Latissimus Dorsi Musculocutaneous Flap for Pharyngoesophageal Reconstruction
F. E. BARTON JR.
J. M. KENKEL
W. P. ADAMS JR.
Despite recent advances in microsurgical techniques, regional pedicled flaps remain the mainstay of reconstructive options for pharyngoesophageal reconstruction. The island pectoralis major musculocutaneous flap continues to be the preferred flap of many reconstructive surgeons; however, the latissimus dorsi musculocutaneous flap is a safe and reliable alternative for reconstruction of partial and circumferential cervical esophageal defects (1, 2, 3).

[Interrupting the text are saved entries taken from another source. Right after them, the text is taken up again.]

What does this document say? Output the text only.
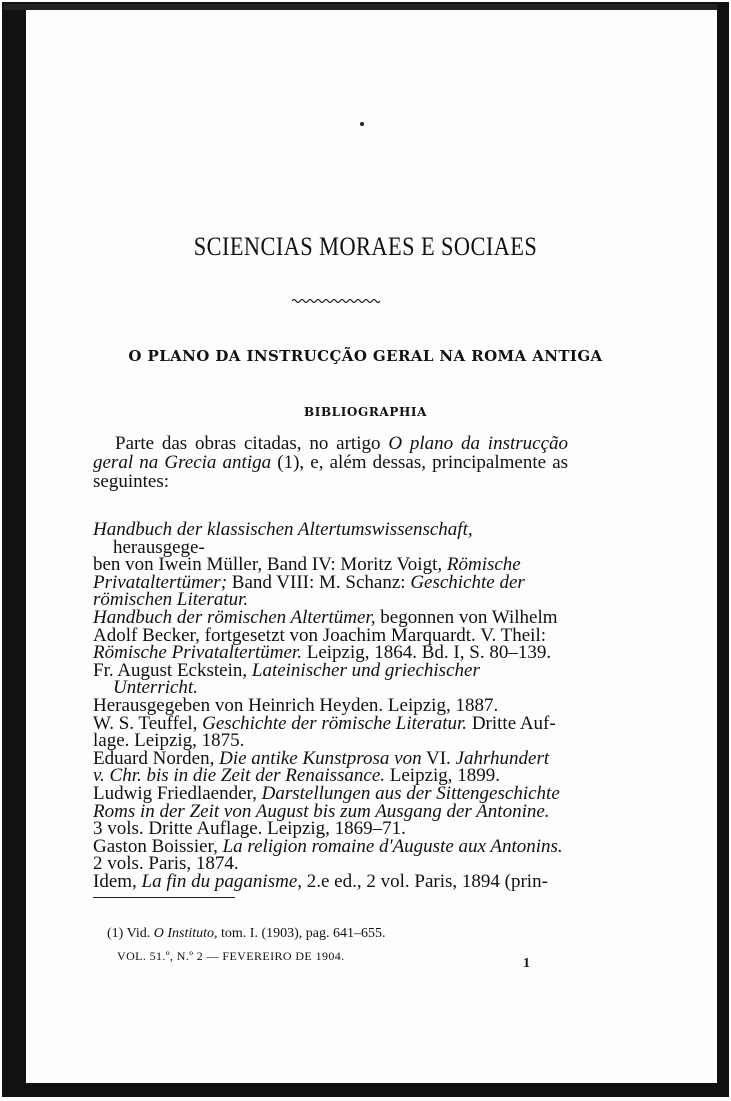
SCIENCIAS MORAES E SOCIAES
O PLANO DA INSTRUCÇÃO GERAL NA ROMA ANTIGA
BIBLIOGRAPHIA

Parte das obras citadas, no artigo O plano da instrucção geral na Grecia antiga (1), e, além dessas, principalmente as seguintes:

Handbuch der klassischen Altertumswissenschaft, herausgege-
ben von Iwein Müller, Band IV: Moritz Voigt, Römische
Privataltertümer; Band VIII: M. Schanz: Geschichte der
römischen Literatur.
Handbuch der römischen Altertümer, begonnen von Wilhelm
Adolf Becker, fortgesetzt von Joachim Marquardt. V. Theil:
Römische Privataltertümer. Leipzig, 1864. Bd. I, S. 80–139.
Fr. August Eckstein, Lateinischer und griechischer Unterricht.
Herausgegeben von Heinrich Heyden. Leipzig, 1887.
W. S. Teuffel, Geschichte der römische Literatur. Dritte Auf-
lage. Leipzig, 1875.
Eduard Norden, Die antike Kunstprosa von VI. Jahrhundert
v. Chr. bis in die Zeit der Renaissance. Leipzig, 1899.
Ludwig Friedlaender, Darstellungen aus der Sittengeschichte
Roms in der Zeit von August bis zum Ausgang der Antonine.
3 vols. Dritte Auflage. Leipzig, 1869–71.
Gaston Boissier, La religion romaine d'Auguste aux Antonins.
2 vols. Paris, 1874.
Idem, La fin du paganisme, 2.e ed., 2 vol. Paris, 1894 (prin-
(1) Vid. O Instituto, tom. I. (1903), pag. 641–655.
VOL. 51.º, N.º 2 — FEVEREIRO DE 1904.	1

The latissimus dorsi musculocutaneous flap may be used for any one-stage pharyngoesophageal reconstruction, but it should be considered the flap of choice in patients with large soft-tissue or cutaneous deficits, infected wounds, or irradiated beds that could not support microvascular transfer. The following are the advantages of the latissimus dorsi musculocutaneous flap for pharyngoesophageal reconstruction:
A large area of skin can be transferred while still closing the donor site primarily.

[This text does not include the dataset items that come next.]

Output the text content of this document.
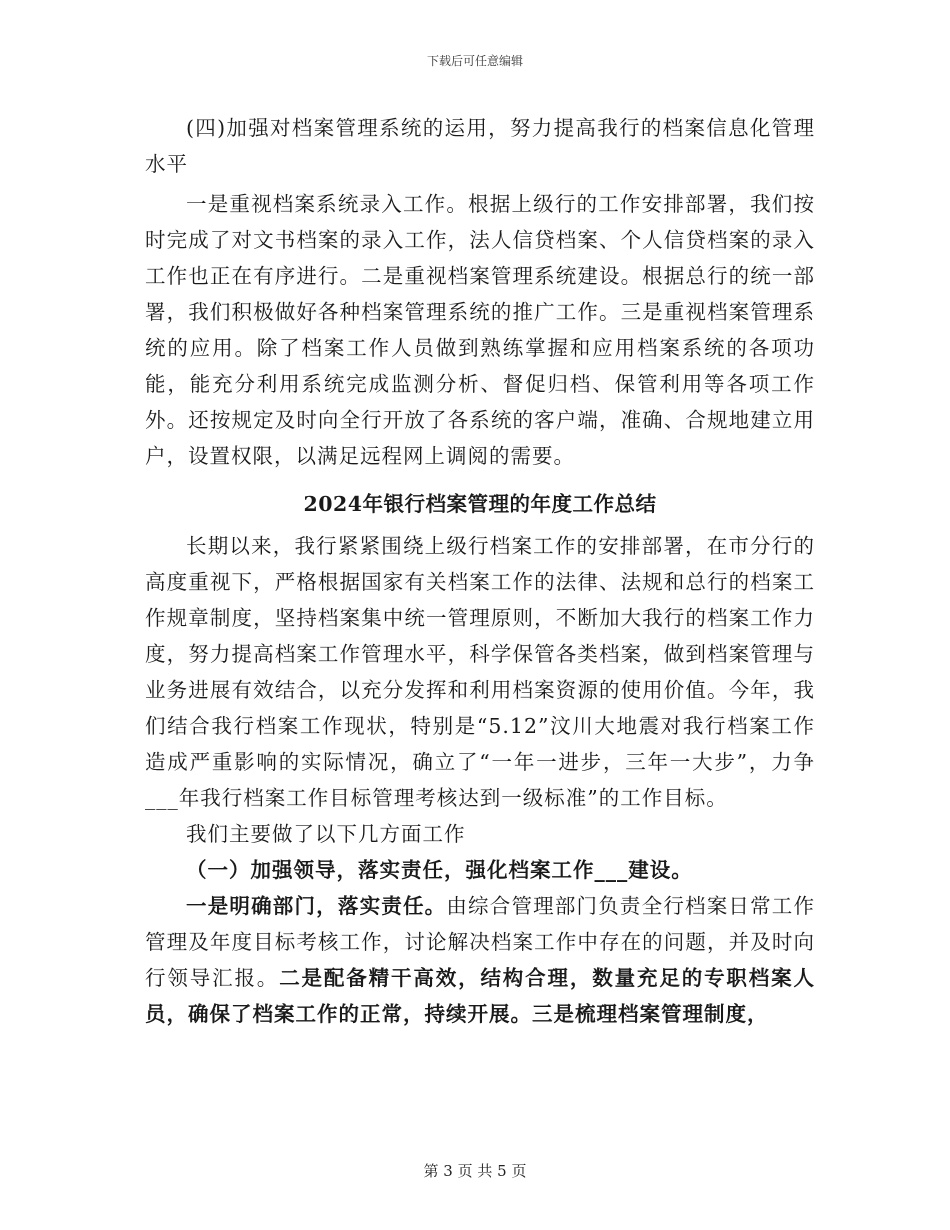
下载后可任意编辑

(四)加强对档案管理系统的运用，努力提高我行的档案信息化管理水平

一是重视档案系统录入工作。根据上级行的工作安排部署，我们按时完成了对文书档案的录入工作，法人信贷档案、个人信贷档案的录入工作也正在有序进行。二是重视档案管理系统建设。根据总行的统一部署，我们积极做好各种档案管理系统的推广工作。三是重视档案管理系统的应用。除了档案工作人员做到熟练掌握和应用档案系统的各项功能，能充分利用系统完成监测分析、督促归档、保管利用等各项工作外。还按规定及时向全行开放了各系统的客户端，准确、合规地建立用户，设置权限，以满足远程网上调阅的需要。

2024年银行档案管理的年度工作总结

长期以来，我行紧紧围绕上级行档案工作的安排部署，在市分行的高度重视下，严格根据国家有关档案工作的法律、法规和总行的档案工作规章制度，坚持档案集中统一管理原则，不断加大我行的档案工作力度，努力提高档案工作管理水平，科学保管各类档案，做到档案管理与业务进展有效结合，以充分发挥和利用档案资源的使用价值。今年，我们结合我行档案工作现状，特别是“5.12”汶川大地震对我行档案工作造成严重影响的实际情况，确立了“一年一进步，三年一大步”，力争___年我行档案工作目标管理考核达到一级标准”的工作目标。

我们主要做了以下几方面工作

（一）加强领导，落实责任，强化档案工作___建设。

一是明确部门，落实责任。由综合管理部门负责全行档案日常工作管理及年度目标考核工作，讨论解决档案工作中存在的问题，并及时向行领导汇报。二是配备精干高效，结构合理，数量充足的专职档案人员，确保了档案工作的正常，持续开展。三是梳理档案管理制度，

第 3 页 共 5 页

The cutaneous paddle is usually hairless, in contrast to flaps from the anterior chest in men.
The donor site is on the back, which is more acceptable to women than donor deformities on the anterior chest.

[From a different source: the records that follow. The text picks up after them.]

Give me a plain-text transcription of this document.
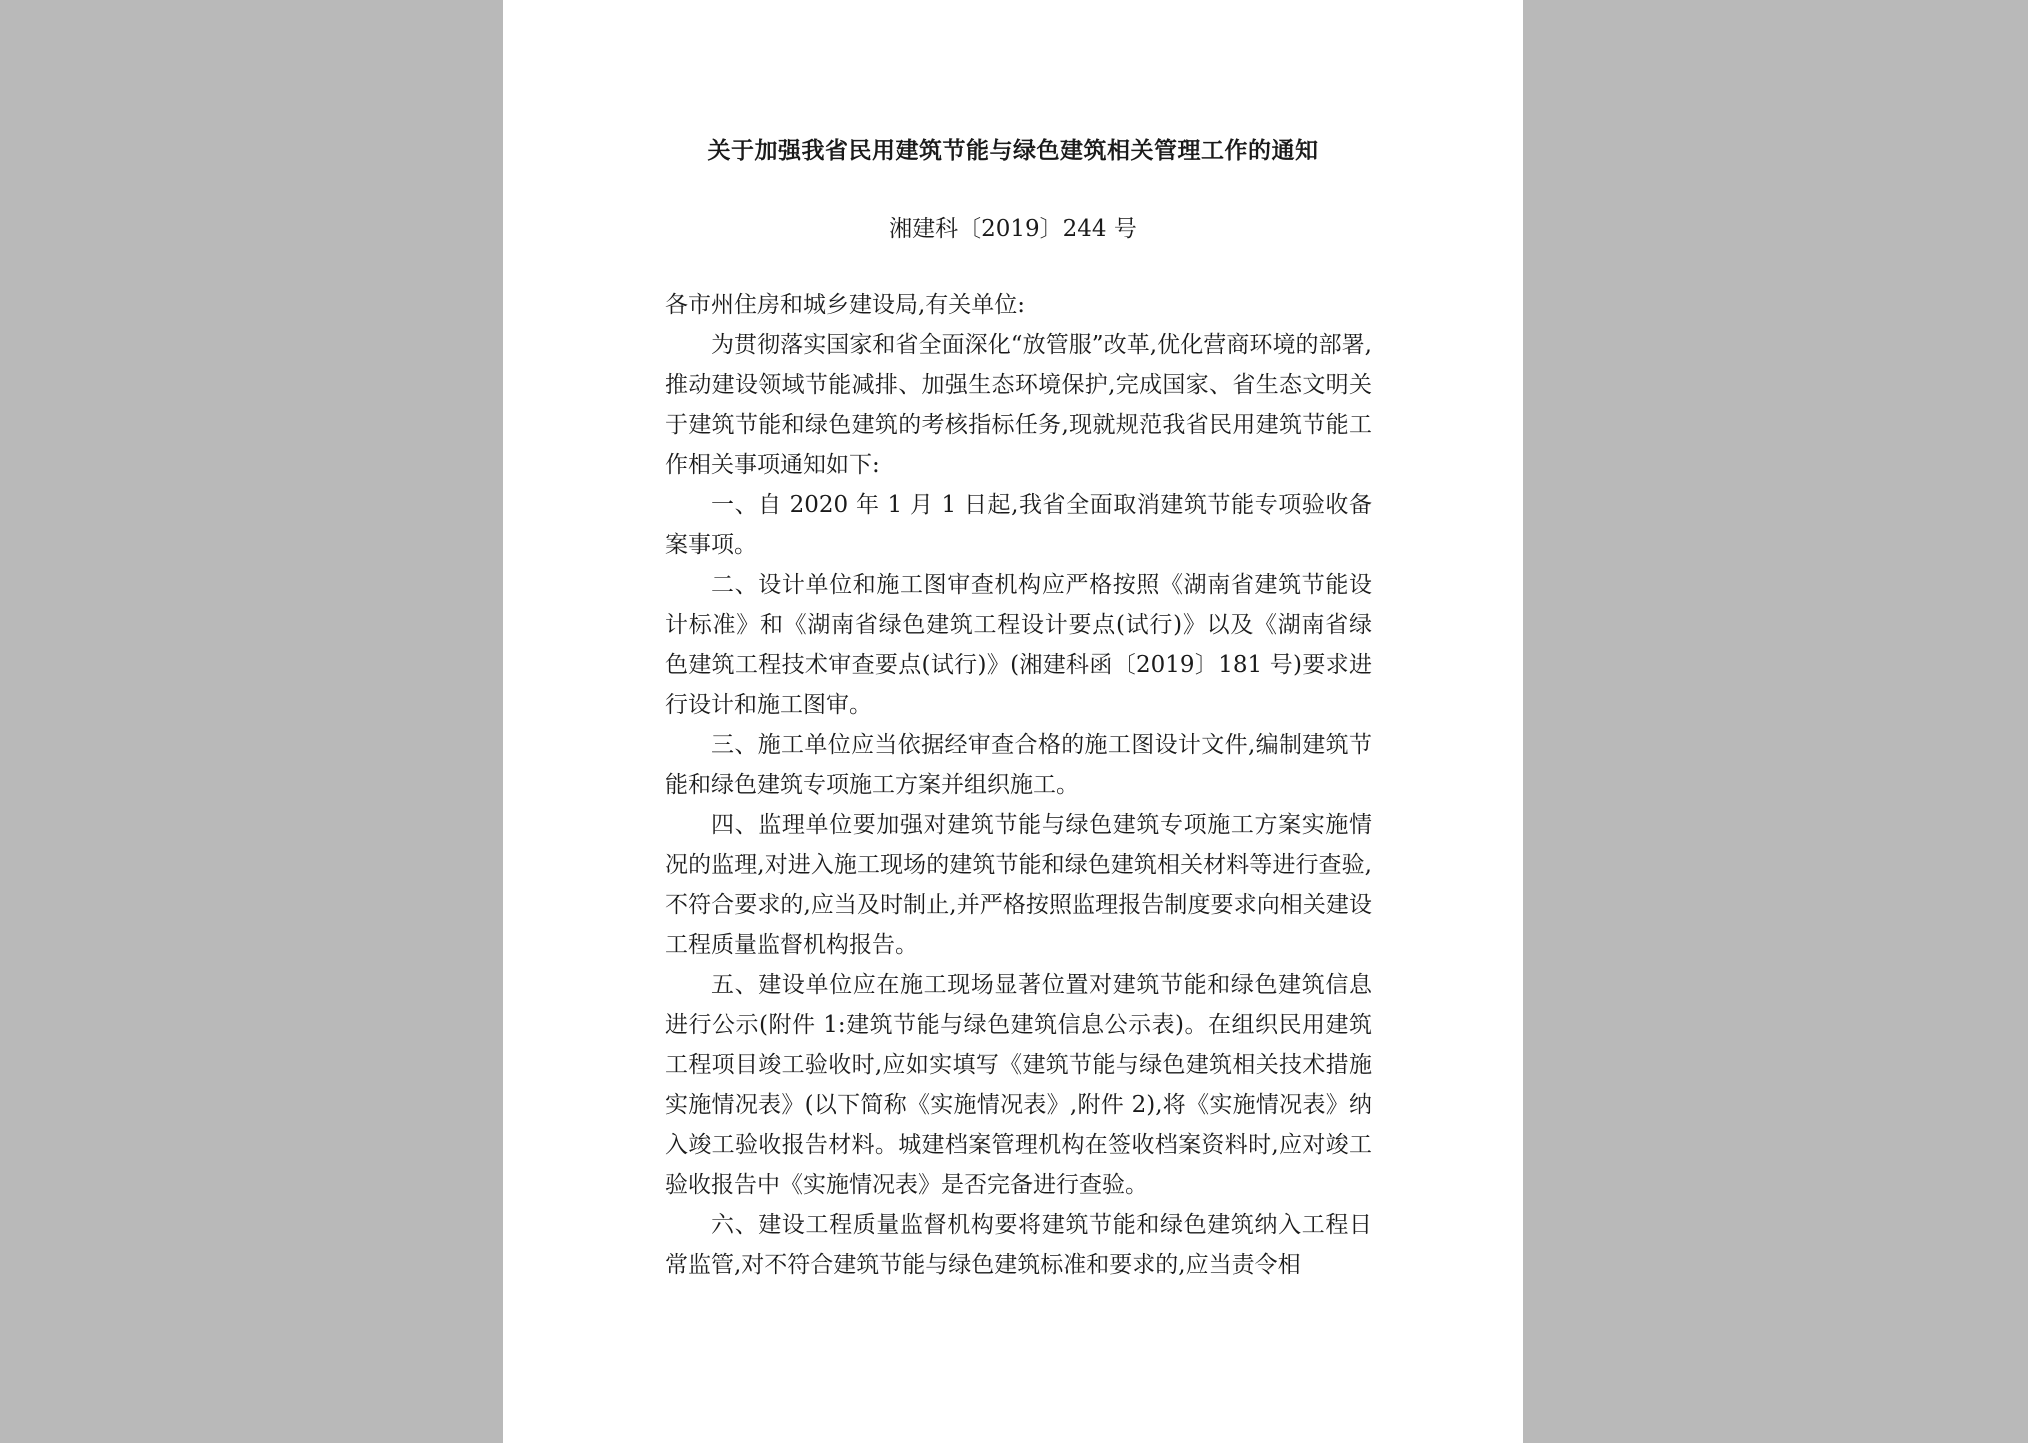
关于加强我省民用建筑节能与绿色建筑相关管理工作的通知
湘建科〔2019〕244 号

各市州住房和城乡建设局,有关单位:

为贯彻落实国家和省全面深化“放管服”改革,优化营商环境的部署,推动建设领域节能减排、加强生态环境保护,完成国家、省生态文明关于建筑节能和绿色建筑的考核指标任务,现就规范我省民用建筑节能工作相关事项通知如下:

一、自 2020 年 1 月 1 日起,我省全面取消建筑节能专项验收备案事项。

二、设计单位和施工图审查机构应严格按照《湖南省建筑节能设计标准》和《湖南省绿色建筑工程设计要点(试行)》以及《湖南省绿色建筑工程技术审查要点(试行)》(湘建科函〔2019〕181 号)要求进行设计和施工图审。

三、施工单位应当依据经审查合格的施工图设计文件,编制建筑节能和绿色建筑专项施工方案并组织施工。

四、监理单位要加强对建筑节能与绿色建筑专项施工方案实施情况的监理,对进入施工现场的建筑节能和绿色建筑相关材料等进行查验,不符合要求的,应当及时制止,并严格按照监理报告制度要求向相关建设工程质量监督机构报告。

五、建设单位应在施工现场显著位置对建筑节能和绿色建筑信息进行公示(附件 1:建筑节能与绿色建筑信息公示表)。在组织民用建筑工程项目竣工验收时,应如实填写《建筑节能与绿色建筑相关技术措施实施情况表》(以下简称《实施情况表》,附件 2),将《实施情况表》纳入竣工验收报告材料。城建档案管理机构在签收档案资料时,应对竣工验收报告中《实施情况表》是否完备进行查验。

六、建设工程质量监督机构要将建筑节能和绿色建筑纳入工程日常监管,对不符合建筑节能与绿色建筑标准和要求的,应当责令相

There is minimal functional loss from latissimus dorsi harvest.
The long vascular pedicle allows for a wide arc of rotation that easily reaches the nasopharynx.
The flap can be split into separate musculocutaneous units to be used for lining, soft-tissue fill, and skin cover or to preserve motor function at the flap donor site (4).
The vascular pedicle is away from the field of resection or irradiation in head and neck malignancies.
The latissimus dorsi is a flat muscle extending obliquely across the back. It originates from the lower six thoracic vertebrae, lumbar and sacral vertebrae, iliac crest, and external surface of the lower four ribs, and it inserts on the intertubercular groove of the humerus (5, 6). The neurovascular anatomy of the latissimus dorsi flap was expertly described previously (7, 8, 9, 10, 11). The thoracodorsal artery originates from the subscapular artery and is the principal blood supply to the latissimus dorsi muscle. One to three arterial branches to the chest wall are given off before the thoracodorsal artery enters the latissimus dorsi muscle (7). The neurovascular pedicle enters the muscle on its undersurface about 8 to 10 cm from its origin (8) and 8 to 12 cm below its humeral insertion. The vessels bifurcate about 2 cm after entering the muscle. The superior branch traverses the muscle parallel to its border approximately 3.5 cm from the upper edge. The lateral branch parallels the posterior border of the muscle some 2 cm from its edge (7). Cutaneous perforators emanate from these branches and appear at regular patterns 3 to 5 cm apart (1, 12, 13). In cadaveric injection studies of the thoracodorsal artery, the lower third of the muscle and its overlying skin consistently do not fill with contrast medium, which indicates this portion of the muscle and skin are unreliable for use as a musculocutaneous flap (1, 12).